20 Temmuzda Adana Hacı Sabancı Organize Sanayi Bölgesinde tam bir işçi katliamı gerçekleşti. Gübre fabrikasının çatı kaplamasını yapmak için Suruç’tan Adana’ya gelen ve birbirleriyle akraba olan 6 işçi bir vinç sepetine bindirildi. Oysa sepet iki kişilikti. Üstelik halatı çelik değil normal bir ipti. Sepet yükselirken ip koptu ve işçiler 10 metreden düşerek yere çakıldılar. Yani işçiler göz göre göre katledildiler. İş güvenliği önlemlerinin maliyet olarak görülmesi 6 genç insanın ve ailelerinin yaşamını kararttı. Bu katliamın ardından, Adana’ya ekmek parası için gelen çatı ve asma tavan işçileri Murat Gümüş, kardeşi Mustafa Gümüş, akrabaları Emre Halil Aslan, Faruk Kaya ve kuzeni Fehmi Kaya’nın cenazeleri Adli Tıp’taki otopsilerinin ardından memleketlerine gönderildi. Cengiz Kutlam’ın tedavisi ise sürüyor.

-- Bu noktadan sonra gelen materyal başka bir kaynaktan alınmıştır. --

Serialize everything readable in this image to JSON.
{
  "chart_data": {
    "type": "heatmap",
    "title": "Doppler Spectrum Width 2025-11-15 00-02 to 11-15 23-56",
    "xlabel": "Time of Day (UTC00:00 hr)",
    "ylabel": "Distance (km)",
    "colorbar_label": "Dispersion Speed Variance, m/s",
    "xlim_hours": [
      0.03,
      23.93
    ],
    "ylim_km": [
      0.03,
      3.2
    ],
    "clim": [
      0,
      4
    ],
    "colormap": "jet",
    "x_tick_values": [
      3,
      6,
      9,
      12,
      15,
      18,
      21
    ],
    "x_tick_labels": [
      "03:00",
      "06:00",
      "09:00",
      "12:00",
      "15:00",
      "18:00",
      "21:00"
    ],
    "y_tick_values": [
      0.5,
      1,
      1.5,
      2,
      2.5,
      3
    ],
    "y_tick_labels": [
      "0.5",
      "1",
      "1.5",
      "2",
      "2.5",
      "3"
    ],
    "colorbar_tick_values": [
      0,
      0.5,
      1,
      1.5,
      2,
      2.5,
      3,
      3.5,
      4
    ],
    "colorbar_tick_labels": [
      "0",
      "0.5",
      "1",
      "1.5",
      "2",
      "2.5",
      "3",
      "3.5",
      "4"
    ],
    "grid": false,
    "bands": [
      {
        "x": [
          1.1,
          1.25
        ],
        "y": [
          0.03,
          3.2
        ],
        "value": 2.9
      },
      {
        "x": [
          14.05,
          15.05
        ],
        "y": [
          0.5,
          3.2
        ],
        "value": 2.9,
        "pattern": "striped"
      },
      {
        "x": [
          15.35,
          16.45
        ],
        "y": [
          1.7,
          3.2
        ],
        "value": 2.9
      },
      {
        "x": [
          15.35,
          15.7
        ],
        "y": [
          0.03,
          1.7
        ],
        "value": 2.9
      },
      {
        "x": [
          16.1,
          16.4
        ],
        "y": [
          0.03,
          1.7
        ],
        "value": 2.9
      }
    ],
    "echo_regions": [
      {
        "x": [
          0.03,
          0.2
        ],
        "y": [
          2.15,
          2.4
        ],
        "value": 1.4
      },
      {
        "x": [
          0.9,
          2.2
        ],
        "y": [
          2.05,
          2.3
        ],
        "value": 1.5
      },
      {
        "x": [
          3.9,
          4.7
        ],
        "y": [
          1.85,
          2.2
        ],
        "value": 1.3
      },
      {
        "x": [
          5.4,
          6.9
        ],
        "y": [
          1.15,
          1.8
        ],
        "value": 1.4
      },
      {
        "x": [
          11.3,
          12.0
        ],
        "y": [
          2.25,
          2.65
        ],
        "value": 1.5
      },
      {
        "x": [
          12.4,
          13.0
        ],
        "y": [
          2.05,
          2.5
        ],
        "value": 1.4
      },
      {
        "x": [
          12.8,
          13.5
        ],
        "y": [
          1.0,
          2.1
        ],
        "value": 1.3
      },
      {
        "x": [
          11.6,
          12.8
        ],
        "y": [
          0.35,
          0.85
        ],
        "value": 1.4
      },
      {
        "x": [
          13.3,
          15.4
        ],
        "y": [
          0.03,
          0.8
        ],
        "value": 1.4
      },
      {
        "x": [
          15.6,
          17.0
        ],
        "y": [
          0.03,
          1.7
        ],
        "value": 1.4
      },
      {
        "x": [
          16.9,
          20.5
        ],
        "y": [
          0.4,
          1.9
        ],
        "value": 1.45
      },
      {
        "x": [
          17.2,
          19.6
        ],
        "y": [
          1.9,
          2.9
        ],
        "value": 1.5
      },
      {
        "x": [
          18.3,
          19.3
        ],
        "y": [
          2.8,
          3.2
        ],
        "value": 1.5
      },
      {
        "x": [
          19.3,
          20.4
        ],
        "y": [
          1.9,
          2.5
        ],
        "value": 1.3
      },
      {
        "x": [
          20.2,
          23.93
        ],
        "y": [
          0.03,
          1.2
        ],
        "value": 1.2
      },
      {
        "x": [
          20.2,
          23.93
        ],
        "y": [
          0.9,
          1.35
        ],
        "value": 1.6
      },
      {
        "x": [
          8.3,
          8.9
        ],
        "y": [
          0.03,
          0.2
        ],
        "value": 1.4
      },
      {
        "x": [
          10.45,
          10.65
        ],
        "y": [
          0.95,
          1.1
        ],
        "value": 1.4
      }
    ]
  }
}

13 Mayıs 2014’te korkunç bir katliam yaşanmış, 301 madenci kömüre gömülmüştü. Çalışma Bakanlığı, bu katliamın yıldönümünde “hedef sıfır kaza” diyerek bir kampanya başlattı. İstanbul İşçi Sağlığı ve İş Güvenliği Meclisinin hazırladığı rapordan yansıyan verilere göre o kampanyanın başlatıldığı günden 12 Temmuza kadar olan iki aylık sürede tam 353 işçi iş cinayetlerinde yaşamını kaybetti. Yani iş kazalarının sıfırlanması bir yana giderek arttığı ve daha çok can aldığı ortada. 5 işçinin ölümü, bir işçinin ağır biçimde yaralanmasıyla sonuçlanan bu facia da kaza değildir. Gencecik işçilerin bu şekilde ölümü fıtrat değildir. “Kaza, kader, fıtrat” söylemleri açgözlü egemenlerin kendi günahlarını örtme çabasından başka bir şey değildir.
Her katliamdan sonra yapıldığı gibi soruşturma başlatıldı, 3 kişi gözaltına alındı. Vinci kullanan operatör, firma sahibi ve taşeron firma yetkilisi gözaltında. Ama denetim yapması gereken devlet kurumlarının, patronların kârı için çalışma koşullarını insanlık dışı bir duruma getiren, taşeronluğu ve güvencesizliği norm haline getirmeye çalışan hükümetin sorumluluğu yok sayıldıkça katliamların önüne geçilemez. Zalimleri efendi yapan kapitalizme karşı mücadele edilmedikçe işçi katliamları daha da artar.